Затем он встал и вышел. Морис проводил его кратчайшим путем через огород. К стене прижимался предмет их дискуссии, как пить дать, поджидавший одну из горничных; казалось, в этот вечер он рыскал по всей усадьбе. Морис его и не разглядел бы, такой густой стала тьма — это мистер Борениус потребовал от Скаддера тихого «Доброй ночи, сэр», обращенного к ним обоим. В воздухе благоухал тонкий запах фруктов, что дало вящий повод заподозрить молодого человека в краже абрикоса. Запахи витали повсюду в ту ночь, несмотря на прохладу, и Морис возвратился аллеей, чтобы вдыхать аромат вечерних примул.

И вновь он услышал осторожное: «Доброй ночи, сэр», и, чувствуя расположение к нечестивцу, ответил:

— Доброй ночи, Скаддер. Мне сказали, что вы эмигрируете.

— Есть такая задумка, сэр, — донесся голос.

— Что ж, желаю удачи.

— Спасибо, сэр, это так непривычно.

— Плывете в Канаду или в Австралию, полагаю?

— Нет, сэр, в Аргентину.

— Замечательная страна.

— Вы бывали там, сэр?

— Разумеется, нет. Меня вполне устраивает Англия, — сказал Морис, двинувшись с места и опять зацепившись за мостки. Глупый разговор, пустяковая встреча — и, тем не менее, они гармонировали с темнотой, с тишиной ночи, они устраивали Мориса, и когда он шел обратно, его сопровождало ощущение благополучия, которое продолжалось, пока он не приблизился к дому. В окне он увидел миссис Дарем — расслабевшую, безобразную. Но как только он вошел, она моментально привела себя в порядок, и он тоже натянул маску. Они обменялись парой жеманных фраз о том, как он съездил в город, после чего разошлись по своим спальням.

Морис за минувший год привык плохо спать, поэтому он всегда ложился с уверенностью, что грядущая ночь станет ночью физических усилий. События последних полусуток взволновали его, они сталкивались в его мозгу.
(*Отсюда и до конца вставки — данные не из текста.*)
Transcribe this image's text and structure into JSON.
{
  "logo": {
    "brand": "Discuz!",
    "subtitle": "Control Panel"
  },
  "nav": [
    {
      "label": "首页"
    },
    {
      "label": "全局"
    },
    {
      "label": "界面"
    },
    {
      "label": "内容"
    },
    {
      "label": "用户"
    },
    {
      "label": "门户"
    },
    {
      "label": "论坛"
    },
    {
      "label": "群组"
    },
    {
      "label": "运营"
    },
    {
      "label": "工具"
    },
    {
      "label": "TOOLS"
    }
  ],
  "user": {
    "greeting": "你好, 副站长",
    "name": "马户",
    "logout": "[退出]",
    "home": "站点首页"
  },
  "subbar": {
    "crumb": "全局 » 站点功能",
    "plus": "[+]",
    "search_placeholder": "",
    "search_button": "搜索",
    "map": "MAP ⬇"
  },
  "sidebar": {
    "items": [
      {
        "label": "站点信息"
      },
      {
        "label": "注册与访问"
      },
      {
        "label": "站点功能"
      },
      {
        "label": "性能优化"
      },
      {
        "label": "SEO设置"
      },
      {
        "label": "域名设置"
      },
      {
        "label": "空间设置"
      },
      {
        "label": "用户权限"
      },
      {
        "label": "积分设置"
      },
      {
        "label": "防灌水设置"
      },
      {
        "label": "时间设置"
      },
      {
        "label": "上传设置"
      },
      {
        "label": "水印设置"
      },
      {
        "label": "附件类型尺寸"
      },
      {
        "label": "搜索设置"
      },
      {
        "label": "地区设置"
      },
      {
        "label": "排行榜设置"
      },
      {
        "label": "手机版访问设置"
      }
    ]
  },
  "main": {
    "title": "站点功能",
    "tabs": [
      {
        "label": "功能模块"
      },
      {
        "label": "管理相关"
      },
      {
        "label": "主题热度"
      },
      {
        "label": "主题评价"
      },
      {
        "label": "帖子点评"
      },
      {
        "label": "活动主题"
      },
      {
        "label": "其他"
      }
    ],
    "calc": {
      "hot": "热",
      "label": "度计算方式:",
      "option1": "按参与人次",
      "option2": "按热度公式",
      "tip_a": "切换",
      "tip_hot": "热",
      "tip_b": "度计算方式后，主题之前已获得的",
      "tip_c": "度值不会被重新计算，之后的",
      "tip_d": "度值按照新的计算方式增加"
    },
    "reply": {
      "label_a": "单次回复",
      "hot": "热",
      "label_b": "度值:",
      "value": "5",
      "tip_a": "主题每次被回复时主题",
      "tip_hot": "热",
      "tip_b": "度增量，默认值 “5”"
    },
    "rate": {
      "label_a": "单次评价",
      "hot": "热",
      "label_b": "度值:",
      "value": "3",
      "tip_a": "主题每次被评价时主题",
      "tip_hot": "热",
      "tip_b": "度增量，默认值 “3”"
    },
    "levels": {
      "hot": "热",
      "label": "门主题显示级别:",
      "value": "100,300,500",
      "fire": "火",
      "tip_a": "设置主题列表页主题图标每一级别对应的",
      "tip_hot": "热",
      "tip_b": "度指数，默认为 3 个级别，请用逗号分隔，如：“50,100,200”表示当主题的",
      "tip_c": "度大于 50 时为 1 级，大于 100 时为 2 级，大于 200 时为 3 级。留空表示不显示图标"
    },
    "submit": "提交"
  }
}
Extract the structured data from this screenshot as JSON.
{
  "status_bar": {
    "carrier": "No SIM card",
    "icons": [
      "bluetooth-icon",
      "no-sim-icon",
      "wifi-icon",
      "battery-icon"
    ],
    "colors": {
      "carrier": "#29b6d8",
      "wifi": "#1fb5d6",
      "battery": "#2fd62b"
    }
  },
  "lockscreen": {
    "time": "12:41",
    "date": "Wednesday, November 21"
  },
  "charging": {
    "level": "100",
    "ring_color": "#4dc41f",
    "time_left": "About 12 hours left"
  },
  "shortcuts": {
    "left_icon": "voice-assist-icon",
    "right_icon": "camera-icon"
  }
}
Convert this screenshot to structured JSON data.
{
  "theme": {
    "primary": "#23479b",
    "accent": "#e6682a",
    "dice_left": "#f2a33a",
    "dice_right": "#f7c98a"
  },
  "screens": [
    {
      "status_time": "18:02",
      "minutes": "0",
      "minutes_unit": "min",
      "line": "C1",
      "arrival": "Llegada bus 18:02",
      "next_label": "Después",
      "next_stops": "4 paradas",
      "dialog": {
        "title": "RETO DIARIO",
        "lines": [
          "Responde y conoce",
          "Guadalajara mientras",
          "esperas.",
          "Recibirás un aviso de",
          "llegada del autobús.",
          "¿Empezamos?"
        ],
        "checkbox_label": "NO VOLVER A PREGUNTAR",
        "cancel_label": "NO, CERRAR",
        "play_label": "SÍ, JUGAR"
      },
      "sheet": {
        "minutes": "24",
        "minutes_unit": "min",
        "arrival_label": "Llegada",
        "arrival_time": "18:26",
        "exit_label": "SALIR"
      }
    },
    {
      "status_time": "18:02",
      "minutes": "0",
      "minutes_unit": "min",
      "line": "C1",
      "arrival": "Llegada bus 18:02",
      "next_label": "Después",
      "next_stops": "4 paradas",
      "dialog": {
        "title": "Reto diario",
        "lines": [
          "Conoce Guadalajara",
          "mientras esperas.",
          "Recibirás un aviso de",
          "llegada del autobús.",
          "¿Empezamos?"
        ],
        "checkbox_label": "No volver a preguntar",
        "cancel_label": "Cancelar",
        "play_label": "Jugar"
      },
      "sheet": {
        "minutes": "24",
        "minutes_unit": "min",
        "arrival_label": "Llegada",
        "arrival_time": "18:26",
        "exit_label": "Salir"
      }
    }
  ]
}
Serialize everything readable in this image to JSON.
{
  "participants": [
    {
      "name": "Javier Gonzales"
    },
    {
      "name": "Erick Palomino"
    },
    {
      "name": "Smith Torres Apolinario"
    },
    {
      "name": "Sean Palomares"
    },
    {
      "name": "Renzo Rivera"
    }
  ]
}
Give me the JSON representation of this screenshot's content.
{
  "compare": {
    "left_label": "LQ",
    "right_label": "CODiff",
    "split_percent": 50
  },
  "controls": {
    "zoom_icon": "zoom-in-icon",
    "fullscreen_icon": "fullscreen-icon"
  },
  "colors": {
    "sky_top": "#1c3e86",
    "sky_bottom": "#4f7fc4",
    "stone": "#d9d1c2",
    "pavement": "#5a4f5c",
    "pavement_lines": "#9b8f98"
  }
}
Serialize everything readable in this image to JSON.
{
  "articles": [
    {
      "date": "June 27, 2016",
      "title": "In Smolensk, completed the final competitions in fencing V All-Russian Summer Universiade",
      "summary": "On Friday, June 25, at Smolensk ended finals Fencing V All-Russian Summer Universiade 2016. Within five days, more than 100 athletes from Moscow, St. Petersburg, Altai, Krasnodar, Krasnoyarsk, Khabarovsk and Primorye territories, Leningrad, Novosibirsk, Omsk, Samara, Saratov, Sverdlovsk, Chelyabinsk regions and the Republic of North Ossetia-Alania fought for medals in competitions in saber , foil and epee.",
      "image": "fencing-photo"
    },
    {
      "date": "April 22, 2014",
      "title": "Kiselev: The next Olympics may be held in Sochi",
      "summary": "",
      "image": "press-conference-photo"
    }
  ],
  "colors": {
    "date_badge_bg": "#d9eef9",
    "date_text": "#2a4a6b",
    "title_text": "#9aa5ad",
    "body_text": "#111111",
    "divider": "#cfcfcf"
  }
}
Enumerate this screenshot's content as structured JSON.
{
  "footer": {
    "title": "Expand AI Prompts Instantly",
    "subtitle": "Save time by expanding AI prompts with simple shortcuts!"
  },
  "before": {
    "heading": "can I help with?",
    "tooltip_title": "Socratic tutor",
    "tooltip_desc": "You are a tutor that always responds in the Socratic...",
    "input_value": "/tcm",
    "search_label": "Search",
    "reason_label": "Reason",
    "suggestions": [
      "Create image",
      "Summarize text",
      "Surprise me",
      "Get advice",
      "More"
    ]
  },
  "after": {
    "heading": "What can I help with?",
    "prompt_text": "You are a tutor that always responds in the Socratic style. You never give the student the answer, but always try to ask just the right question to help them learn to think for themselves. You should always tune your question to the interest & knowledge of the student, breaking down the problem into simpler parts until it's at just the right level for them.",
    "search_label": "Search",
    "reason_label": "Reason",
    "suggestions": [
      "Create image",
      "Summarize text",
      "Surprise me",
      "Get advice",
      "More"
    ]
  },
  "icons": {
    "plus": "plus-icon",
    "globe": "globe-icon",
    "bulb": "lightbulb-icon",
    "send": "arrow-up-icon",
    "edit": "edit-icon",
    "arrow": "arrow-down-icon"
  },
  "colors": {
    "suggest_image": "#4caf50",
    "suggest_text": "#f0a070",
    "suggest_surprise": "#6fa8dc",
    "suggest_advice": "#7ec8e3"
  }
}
То это был ранний подъем, то поездка в компании Арчи Лондона, то визит к врачу, то возвращение; а за всем этим скрывался страх, что он сообщил доктору не все, что обязан был сообщить, что он упустил в своей исповеди нечто жизненно важное. И все-таки — что? Он составил свою записку вчера в этой самой комнате, и тогда она вполне удовлетворила его. Он начал тревожиться — а это мистер Ласкер Джонс ему запретил, ибо вылечить склонных к интроспекции гораздо сложнее. Предполагалось, что Морис будет лежать, как земля под паром, и ждать, когда во время транса в него посеют внушения, но ни в коем случае не беспокоиться, прорастут они или нет. Однако он не мог не тревожиться, и Пендж, вместо того чтобы оказать притупляющее воздействие, казалось, возбуждал больше, чем прочие места. Какими живыми, сложными были его впечатления, как обвивало его мозг сплетение цветов и фруктов! В эту ночь, в наглухо зашторенной комнате, он мог видеть то, что никогда не видел, например, дождевую воду, вычерпанную из лодки. Ах, если бы добраться туда! Убежать в темноту, но не темноту дома, которая замыкала человека среди нагромождения мебели, а в темноту, где ты свободен! Пустая мечта! Он заплатил врачу две гинеи для того, чтобы плотнее сдвинуть шторы, и очень скоро, в коричневом кубе такой же комнаты, рядом с ним будет лежать мисс Тонкс. Закваска того гипнотического сеанса продолжала действовать, и Морису чудилось, что портрет меняется то по его воле, то против, от мужского к женскому, а он вприпрыжку бежит через футбольное поле к месту купания… Он простонал в полусне. Было в жизни кое-что получше этого вздора, вот только иметь бы это: любовь, благородство, большие пространства, где страсть объяла покой, — пространства, недоступные ни одной науке, но которые существовали вечно, иные в зарослях леса, под сводом волшебных небес, и друг…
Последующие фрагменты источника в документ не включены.